It’s not a glamorous task by any stretch of the imagination, but then again, it was never promoted as being that way either. Considering the facilities back then, the old “Spion Kop” (now redeveloped as the North Stand) was essentially an old “muck stack” that was conveniently covered by concrete terracing, with no roof. But nobody complained; that was just how it was.
You see, it offered a unique advantage to all in an era when you could essentially swap sides with the away supporters (fans would cross paths at half time to get behind the goal that their team was shooting at). Behind the good old “Spion Kop”, if the match wasn’t going too well, from around March/April you could literally turn around at the top and watch the cricket match instead.
And then there was the January steam. The smog that rose from the West Stand, mixed heavily with pipe and cigar smoke – from the outer wall (with a drain) which the club signposted as the Gents toilet. Conveniently situated within spitting distance of the Hot Dog and Bovril stall. Trust me, you could forget the food hygiene and health risks, we were bloody lucky to be taken there in the first place.
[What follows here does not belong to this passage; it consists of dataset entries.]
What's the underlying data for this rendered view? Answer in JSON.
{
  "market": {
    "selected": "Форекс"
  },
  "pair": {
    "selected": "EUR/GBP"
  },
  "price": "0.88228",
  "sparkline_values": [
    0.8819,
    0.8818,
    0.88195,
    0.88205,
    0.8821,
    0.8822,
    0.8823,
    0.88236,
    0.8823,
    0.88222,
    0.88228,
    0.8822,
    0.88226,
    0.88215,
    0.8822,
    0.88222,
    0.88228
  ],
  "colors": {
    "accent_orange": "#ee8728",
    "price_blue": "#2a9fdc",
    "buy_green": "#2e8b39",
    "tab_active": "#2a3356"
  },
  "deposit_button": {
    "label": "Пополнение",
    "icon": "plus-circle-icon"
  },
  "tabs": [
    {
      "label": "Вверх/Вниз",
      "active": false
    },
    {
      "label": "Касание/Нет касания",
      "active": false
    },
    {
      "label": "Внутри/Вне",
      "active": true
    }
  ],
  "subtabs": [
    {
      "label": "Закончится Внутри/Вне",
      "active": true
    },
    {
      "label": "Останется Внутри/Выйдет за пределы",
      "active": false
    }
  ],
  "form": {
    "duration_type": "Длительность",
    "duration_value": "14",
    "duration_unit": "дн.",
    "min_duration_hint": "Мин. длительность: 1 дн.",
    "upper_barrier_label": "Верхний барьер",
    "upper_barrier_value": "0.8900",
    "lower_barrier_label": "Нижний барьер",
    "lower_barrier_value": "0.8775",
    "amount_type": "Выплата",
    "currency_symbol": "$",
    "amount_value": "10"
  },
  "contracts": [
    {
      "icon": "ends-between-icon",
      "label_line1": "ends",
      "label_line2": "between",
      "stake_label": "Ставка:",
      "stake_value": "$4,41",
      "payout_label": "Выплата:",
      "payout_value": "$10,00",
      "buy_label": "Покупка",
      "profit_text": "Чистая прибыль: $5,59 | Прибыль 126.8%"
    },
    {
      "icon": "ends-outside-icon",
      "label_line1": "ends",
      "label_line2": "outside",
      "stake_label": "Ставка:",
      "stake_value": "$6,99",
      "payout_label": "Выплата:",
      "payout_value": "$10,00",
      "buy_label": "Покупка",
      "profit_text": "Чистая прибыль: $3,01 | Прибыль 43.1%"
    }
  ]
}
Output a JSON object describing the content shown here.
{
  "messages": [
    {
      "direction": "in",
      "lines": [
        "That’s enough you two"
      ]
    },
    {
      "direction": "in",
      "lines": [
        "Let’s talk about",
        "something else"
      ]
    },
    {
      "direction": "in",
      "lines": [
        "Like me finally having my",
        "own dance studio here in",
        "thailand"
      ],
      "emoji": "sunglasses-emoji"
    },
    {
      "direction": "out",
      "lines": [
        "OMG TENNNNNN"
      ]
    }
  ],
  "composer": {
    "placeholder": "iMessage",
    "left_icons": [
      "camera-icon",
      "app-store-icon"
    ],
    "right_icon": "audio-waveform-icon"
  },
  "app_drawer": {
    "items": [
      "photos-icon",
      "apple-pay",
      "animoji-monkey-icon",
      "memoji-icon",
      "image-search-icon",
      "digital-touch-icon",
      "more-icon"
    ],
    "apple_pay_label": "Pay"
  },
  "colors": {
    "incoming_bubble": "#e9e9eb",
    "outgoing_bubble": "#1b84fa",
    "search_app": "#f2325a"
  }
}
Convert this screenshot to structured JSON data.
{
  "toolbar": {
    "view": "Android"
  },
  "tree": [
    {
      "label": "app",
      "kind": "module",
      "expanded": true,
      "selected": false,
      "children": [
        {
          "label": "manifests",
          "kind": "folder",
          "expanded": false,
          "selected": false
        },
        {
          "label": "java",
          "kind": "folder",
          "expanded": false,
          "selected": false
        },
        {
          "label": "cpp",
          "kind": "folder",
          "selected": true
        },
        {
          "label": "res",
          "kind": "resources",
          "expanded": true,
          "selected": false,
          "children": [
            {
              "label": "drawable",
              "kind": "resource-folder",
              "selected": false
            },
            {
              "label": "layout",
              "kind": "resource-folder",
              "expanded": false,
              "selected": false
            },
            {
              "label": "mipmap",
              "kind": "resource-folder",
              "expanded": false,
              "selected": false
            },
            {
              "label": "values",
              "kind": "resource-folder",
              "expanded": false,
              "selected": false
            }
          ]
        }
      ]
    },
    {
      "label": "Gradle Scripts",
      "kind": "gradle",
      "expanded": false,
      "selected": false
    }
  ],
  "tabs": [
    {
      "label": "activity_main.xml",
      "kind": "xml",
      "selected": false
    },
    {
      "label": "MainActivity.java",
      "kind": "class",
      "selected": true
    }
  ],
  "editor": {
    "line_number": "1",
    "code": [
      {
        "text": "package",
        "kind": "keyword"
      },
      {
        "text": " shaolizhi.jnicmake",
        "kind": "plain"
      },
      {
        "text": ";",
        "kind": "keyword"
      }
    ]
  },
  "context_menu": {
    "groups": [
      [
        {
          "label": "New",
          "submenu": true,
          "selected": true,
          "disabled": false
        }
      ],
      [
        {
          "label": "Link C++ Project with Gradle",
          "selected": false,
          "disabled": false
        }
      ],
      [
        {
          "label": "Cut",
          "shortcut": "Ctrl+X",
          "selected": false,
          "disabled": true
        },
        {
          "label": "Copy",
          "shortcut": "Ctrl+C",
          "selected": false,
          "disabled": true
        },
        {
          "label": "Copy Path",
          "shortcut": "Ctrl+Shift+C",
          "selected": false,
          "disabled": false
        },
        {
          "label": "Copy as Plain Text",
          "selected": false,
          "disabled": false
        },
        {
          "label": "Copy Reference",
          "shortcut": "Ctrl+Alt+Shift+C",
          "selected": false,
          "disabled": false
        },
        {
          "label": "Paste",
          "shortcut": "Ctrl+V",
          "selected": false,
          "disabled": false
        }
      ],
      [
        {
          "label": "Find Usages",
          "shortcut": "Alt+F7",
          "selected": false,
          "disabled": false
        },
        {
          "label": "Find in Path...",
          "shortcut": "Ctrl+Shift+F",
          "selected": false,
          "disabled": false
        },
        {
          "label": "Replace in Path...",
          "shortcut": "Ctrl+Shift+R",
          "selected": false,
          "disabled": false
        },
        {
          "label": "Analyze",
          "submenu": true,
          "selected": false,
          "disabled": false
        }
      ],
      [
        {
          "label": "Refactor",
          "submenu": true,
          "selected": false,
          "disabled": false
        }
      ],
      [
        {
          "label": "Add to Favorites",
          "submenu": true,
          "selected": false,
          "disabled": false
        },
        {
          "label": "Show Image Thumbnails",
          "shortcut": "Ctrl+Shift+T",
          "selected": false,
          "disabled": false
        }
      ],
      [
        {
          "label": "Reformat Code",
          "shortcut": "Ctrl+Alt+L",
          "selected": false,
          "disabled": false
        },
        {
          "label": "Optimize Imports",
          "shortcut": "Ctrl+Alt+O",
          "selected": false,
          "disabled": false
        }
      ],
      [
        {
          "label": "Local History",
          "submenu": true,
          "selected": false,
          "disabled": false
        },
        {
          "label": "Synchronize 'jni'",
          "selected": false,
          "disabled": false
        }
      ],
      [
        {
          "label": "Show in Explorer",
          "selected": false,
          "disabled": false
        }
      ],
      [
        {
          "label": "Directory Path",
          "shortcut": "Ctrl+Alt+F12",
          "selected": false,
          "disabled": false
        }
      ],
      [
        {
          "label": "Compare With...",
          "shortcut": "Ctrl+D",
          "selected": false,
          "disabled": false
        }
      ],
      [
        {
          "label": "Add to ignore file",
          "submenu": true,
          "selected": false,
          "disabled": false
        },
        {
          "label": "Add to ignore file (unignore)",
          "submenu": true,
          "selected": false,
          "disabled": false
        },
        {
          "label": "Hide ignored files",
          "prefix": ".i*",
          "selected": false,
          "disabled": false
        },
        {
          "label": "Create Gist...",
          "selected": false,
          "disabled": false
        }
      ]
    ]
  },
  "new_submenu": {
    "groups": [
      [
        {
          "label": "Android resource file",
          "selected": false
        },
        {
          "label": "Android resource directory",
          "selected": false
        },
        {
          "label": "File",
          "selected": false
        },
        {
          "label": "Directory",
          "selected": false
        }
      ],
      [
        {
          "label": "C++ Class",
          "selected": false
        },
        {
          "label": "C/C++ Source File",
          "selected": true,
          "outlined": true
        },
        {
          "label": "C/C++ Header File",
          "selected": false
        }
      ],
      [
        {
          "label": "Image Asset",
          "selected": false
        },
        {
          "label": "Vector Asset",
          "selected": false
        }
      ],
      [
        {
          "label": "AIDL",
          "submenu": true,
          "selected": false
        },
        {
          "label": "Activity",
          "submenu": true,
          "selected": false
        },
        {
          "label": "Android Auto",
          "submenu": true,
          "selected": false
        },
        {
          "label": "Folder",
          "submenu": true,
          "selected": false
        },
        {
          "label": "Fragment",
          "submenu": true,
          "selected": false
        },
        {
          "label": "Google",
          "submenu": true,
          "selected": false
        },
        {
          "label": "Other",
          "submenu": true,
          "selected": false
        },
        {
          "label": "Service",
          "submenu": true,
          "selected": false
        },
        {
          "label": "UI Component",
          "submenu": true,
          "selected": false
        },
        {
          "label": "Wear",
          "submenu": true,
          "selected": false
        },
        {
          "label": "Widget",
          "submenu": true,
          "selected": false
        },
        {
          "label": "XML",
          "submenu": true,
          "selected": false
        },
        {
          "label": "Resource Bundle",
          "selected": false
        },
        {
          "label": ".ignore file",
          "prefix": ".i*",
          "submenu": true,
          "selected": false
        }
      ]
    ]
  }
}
For fear of sounding like the famous Monty Python sketch about “Four Yorkshiremen”, where does this bring me?
Well, “B” is also for Broke, culturally broke. The situation we all fans find ourselves in, where at today’s prices, clubs cannot keep up with their spiraling outgoings and debts. The ordinary fans, the groups and families that would be at every single game are slowly being wiped out – being unable to meet the demanding prices laid down by Football Club owners up and down the land.
Turn off the Hovis theme tune, there was nothing magical about the past, but what once thrived was the spirit of the community within a Football Club, not just ours. The teams seemed to genuinely represent their towns and the aspirations of the people who lived there.
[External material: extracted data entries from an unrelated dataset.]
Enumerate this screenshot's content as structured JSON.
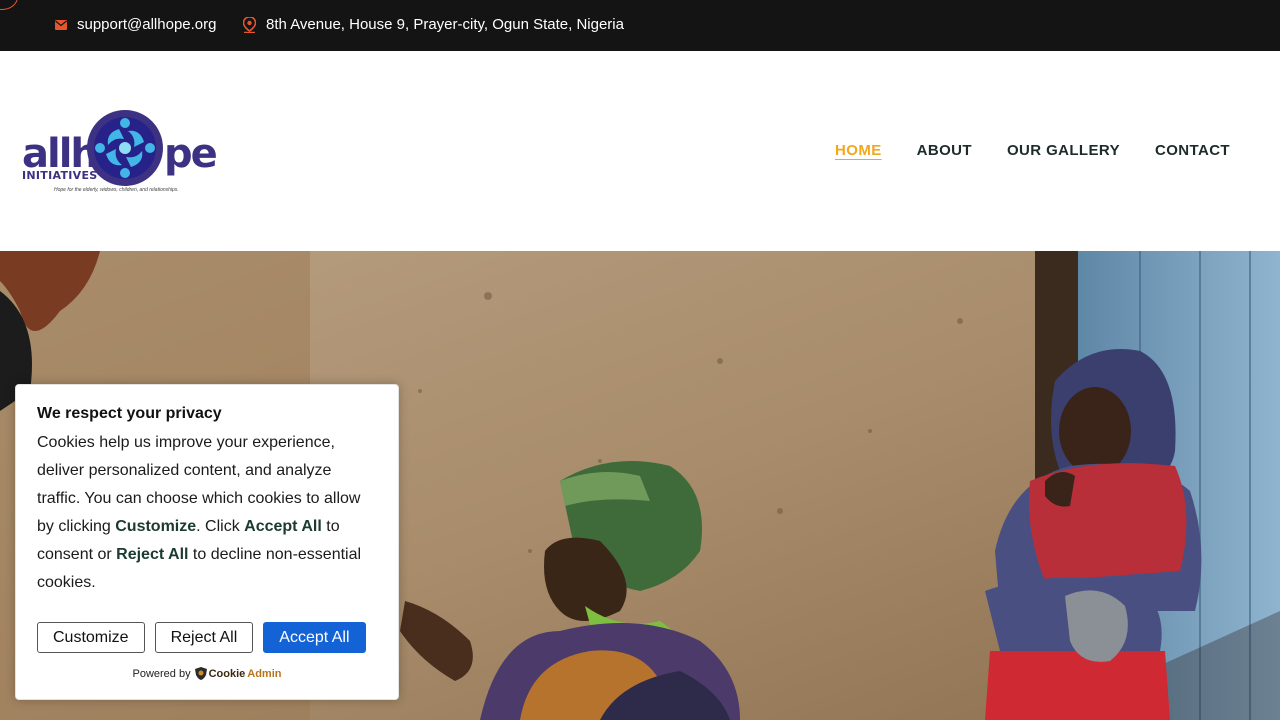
{
  "topbar": {
    "email": "support@allhope.org",
    "address": "8th Avenue, House 9, Prayer-city, Ogun State, Nigeria",
    "icon_color": "#e4572e"
  },
  "logo": {
    "word_left": "allh",
    "word_right": "pe",
    "subtitle": "INITIATIVES",
    "tagline": "Hope for the elderly, widows, children, and relationships."
  },
  "nav": {
    "items": [
      {
        "label": "HOME",
        "active": true
      },
      {
        "label": "ABOUT",
        "active": false
      },
      {
        "label": "OUR GALLERY",
        "active": false
      },
      {
        "label": "CONTACT",
        "active": false
      }
    ],
    "active_color": "#f2a81d"
  },
  "cookie": {
    "title": "We respect your privacy",
    "body_1": "Cookies help us improve your experience, deliver personalized content, and analyze traffic. You can choose which cookies to allow by clicking ",
    "body_customize": "Customize",
    "body_2": ". Click ",
    "body_accept": "Accept All",
    "body_3": " to consent or ",
    "body_reject": "Reject All",
    "body_4": " to decline non-essential cookies.",
    "buttons": {
      "customize": "Customize",
      "reject": "Reject All",
      "accept": "Accept All"
    },
    "powered_by": "Powered by",
    "brand_cookie": "Cookie",
    "brand_admin": "Admin",
    "accent": "#1463d6"
  }
}
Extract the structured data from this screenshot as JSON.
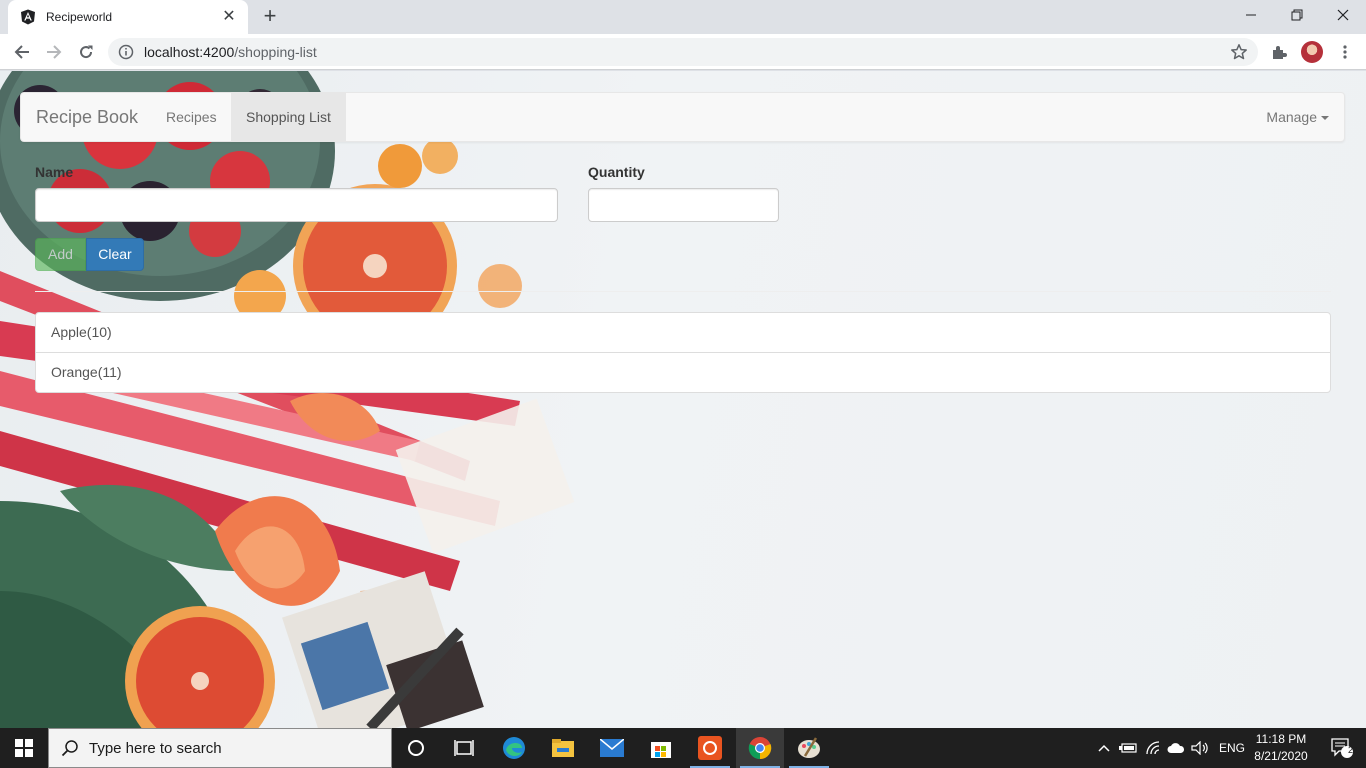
{
  "browser": {
    "tab_title": "Recipeworld",
    "tab_close_glyph": "✕",
    "new_tab_glyph": "+",
    "url_host": "localhost:4200",
    "url_path": "/shopping-list"
  },
  "app": {
    "brand": "Recipe Book",
    "nav": {
      "recipes": "Recipes",
      "shopping_list": "Shopping List",
      "manage": "Manage"
    }
  },
  "form": {
    "name_label": "Name",
    "name_value": "",
    "quantity_label": "Quantity",
    "quantity_value": "",
    "add_label": "Add",
    "clear_label": "Clear"
  },
  "shopping_list": {
    "items": [
      {
        "label": "Apple(10)"
      },
      {
        "label": "Orange(11)"
      }
    ]
  },
  "taskbar": {
    "search_placeholder": "Type here to search",
    "language": "ENG",
    "time": "11:18 PM",
    "date": "8/21/2020",
    "notification_count": "21"
  },
  "colors": {
    "navbar_bg": "#f8f8f8",
    "btn_success": "#5cb85c",
    "btn_primary": "#337ab7",
    "taskbar_bg": "#1f1f1f"
  },
  "icons": [
    "angular-icon",
    "back-arrow-icon",
    "forward-arrow-icon",
    "reload-icon",
    "info-icon",
    "star-icon",
    "extensions-icon",
    "profile-avatar",
    "menu-dots-icon",
    "windows-start-icon",
    "search-icon",
    "cortana-icon",
    "task-view-icon",
    "edge-icon",
    "file-explorer-icon",
    "mail-icon",
    "store-icon",
    "ubuntu-icon",
    "chrome-icon",
    "paint-icon",
    "chevron-up-icon",
    "battery-icon",
    "wifi-icon",
    "onedrive-icon",
    "volume-icon",
    "notification-icon"
  ]
}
Clubs attempt to mirror the might and the facilities of the famous, leaving the average Bill or Bob in the process.
Football Governors! “B” ought to stand for benevolence.
Surely they can ill afford to ignore the fact that Football, like many sectors of business, is becoming a homogenized brand. As they have designed it, consumed by the masses, whilst providing minimal choice.
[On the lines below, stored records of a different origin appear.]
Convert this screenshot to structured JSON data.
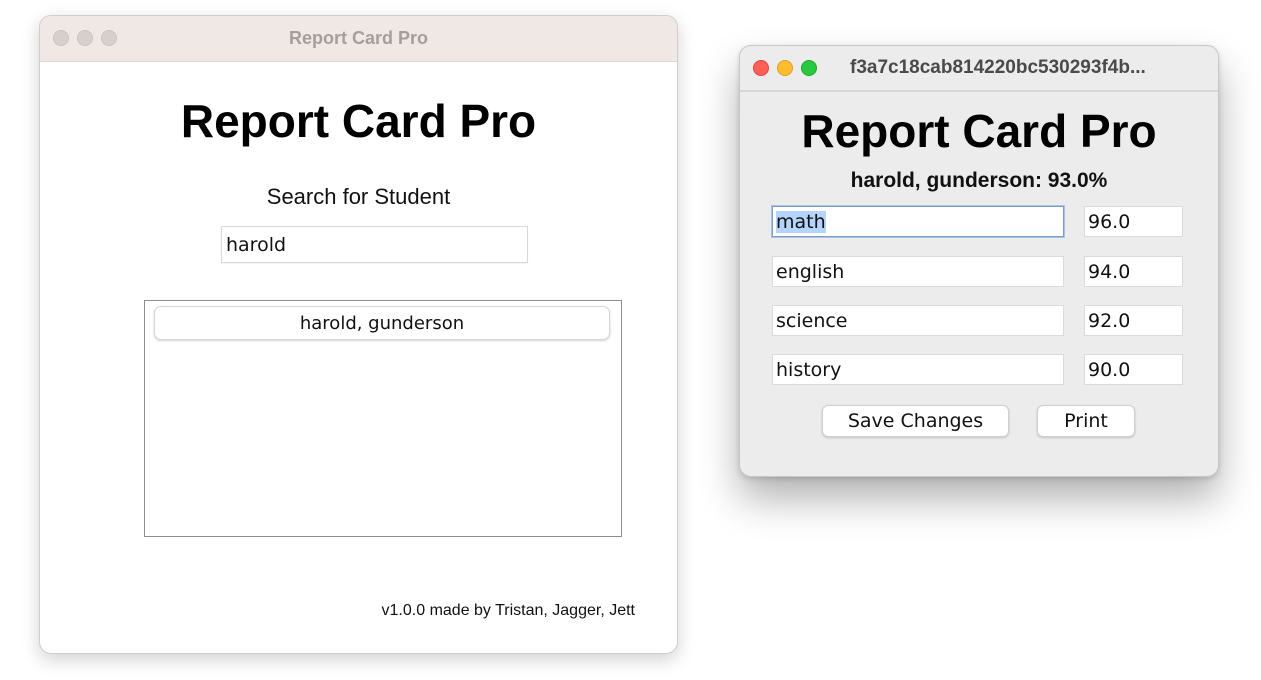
{
  "main_window": {
    "title": "Report Card Pro",
    "heading": "Report Card Pro",
    "search_label": "Search for Student",
    "search_value": "harold",
    "results": [
      "harold, gunderson"
    ],
    "footer": "v1.0.0 made by Tristan, Jagger, Jett"
  },
  "detail_window": {
    "title": "f3a7c18cab814220bc530293f4b...",
    "heading": "Report Card Pro",
    "summary": "harold, gunderson: 93.0%",
    "subjects": [
      {
        "name": "math",
        "grade": "96.0"
      },
      {
        "name": "english",
        "grade": "94.0"
      },
      {
        "name": "science",
        "grade": "92.0"
      },
      {
        "name": "history",
        "grade": "90.0"
      }
    ],
    "save_label": "Save Changes",
    "print_label": "Print"
  }
}
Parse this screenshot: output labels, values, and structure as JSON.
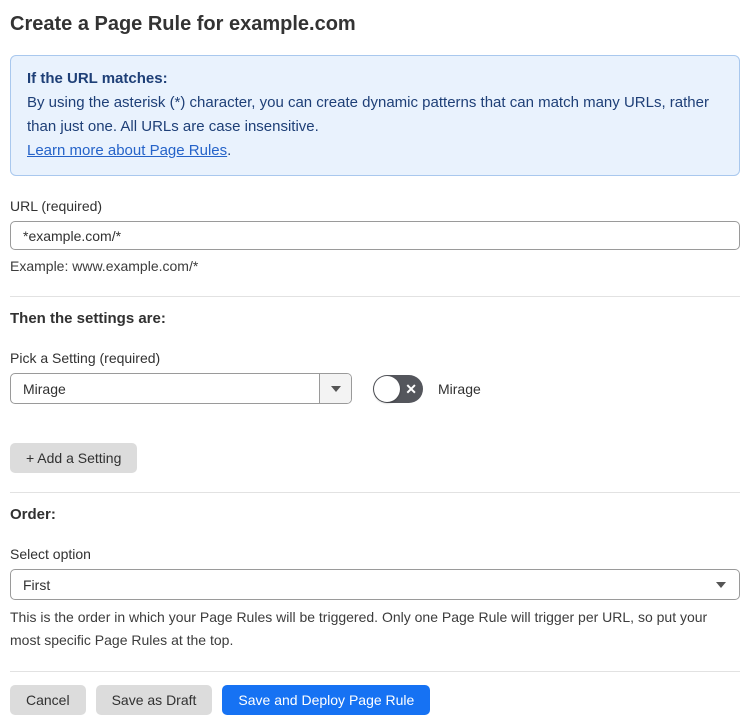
{
  "page": {
    "title": "Create a Page Rule for example.com"
  },
  "info_box": {
    "heading": "If the URL matches:",
    "body": "By using the asterisk (*) character, you can create dynamic patterns that can match many URLs, rather than just one. All URLs are case insensitive.",
    "link_label": "Learn more about Page Rules",
    "link_suffix": "."
  },
  "url_field": {
    "label": "URL (required)",
    "value": "*example.com/*",
    "helper": "Example: www.example.com/*"
  },
  "settings_section": {
    "heading": "Then the settings are:",
    "picker_label": "Pick a Setting (required)",
    "selected_setting": "Mirage",
    "toggle": {
      "state": "off",
      "glyph": "✕",
      "label": "Mirage"
    },
    "add_setting_label": "+ Add a Setting"
  },
  "order_section": {
    "heading": "Order:",
    "select_label": "Select option",
    "selected_option": "First",
    "helper": "This is the order in which your Page Rules will be triggered. Only one Page Rule will trigger per URL, so put your most specific Page Rules at the top."
  },
  "footer": {
    "cancel_label": "Cancel",
    "save_draft_label": "Save as Draft",
    "save_deploy_label": "Save and Deploy Page Rule"
  },
  "colors": {
    "accent_blue": "#1672f3",
    "info_bg": "#e9f2fd",
    "info_border": "#a9c8ee",
    "info_text": "#1e3f77",
    "link_blue": "#2563c9",
    "toggle_off_bg": "#54565c",
    "button_gray": "#dcdcdc"
  }
}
TV has now become the convenient diner where your average body can devour the piping hot Premier League Pie and the Worldwide Premium Fare.
In any other culture, there would be uproar if theatres no longer provided facilities to the general public, with new productions screened exclusively in amphitheaters to the über-rich or confined to a subscription package on satellite TV, force fed on dictated content.
The spectacle is "theatre" itself. Designed to be seen live, in order that the actor and audience could communicate a real sense of the story that was being depicted.
And surely this is where Football belongs. A live event subsidised further by any reserves that the Football Governors build. It should be that the privilege of playing in the top echelons of our pyramid was also a service to represent and feed a culture right down to the grass roots and schools throughout the country too. For all the noises they make, does this happen?
Football does not stand for local choice and opportunity any more. Its hypermarket is well stocked on major brands, strangling the local producer further.
Unless the game can resolve its finances, that those receiving an income from the sport can accept that whichever way the revenue is generated, it largely comes directly or indirectly from the public pocket.
“B” is for the blood that the public donor is being entirely drained of. It’s not just about admission prices, but the sponsorship revenue, derived from consumers too. Take 'The FA Cup with Budweiser', ‘The Npower Championship’ and ‘The Carling Cup’. All corporate interest sponsorship deals, funded by the consumer, to encourage the consumer to purchase exclusively from them or in greater volume.
Which takes me right back to my point. Unlike the “Spion Kop”, during a dull game, there was always an alternative direction you could face to fill the void.
My fear is that this will not be the choice in the future. I feel for any club that has faced administration and ruin. “B’ could mean bankruptcy to many more this season and beyond. I sincerely hope that Football turns a corner.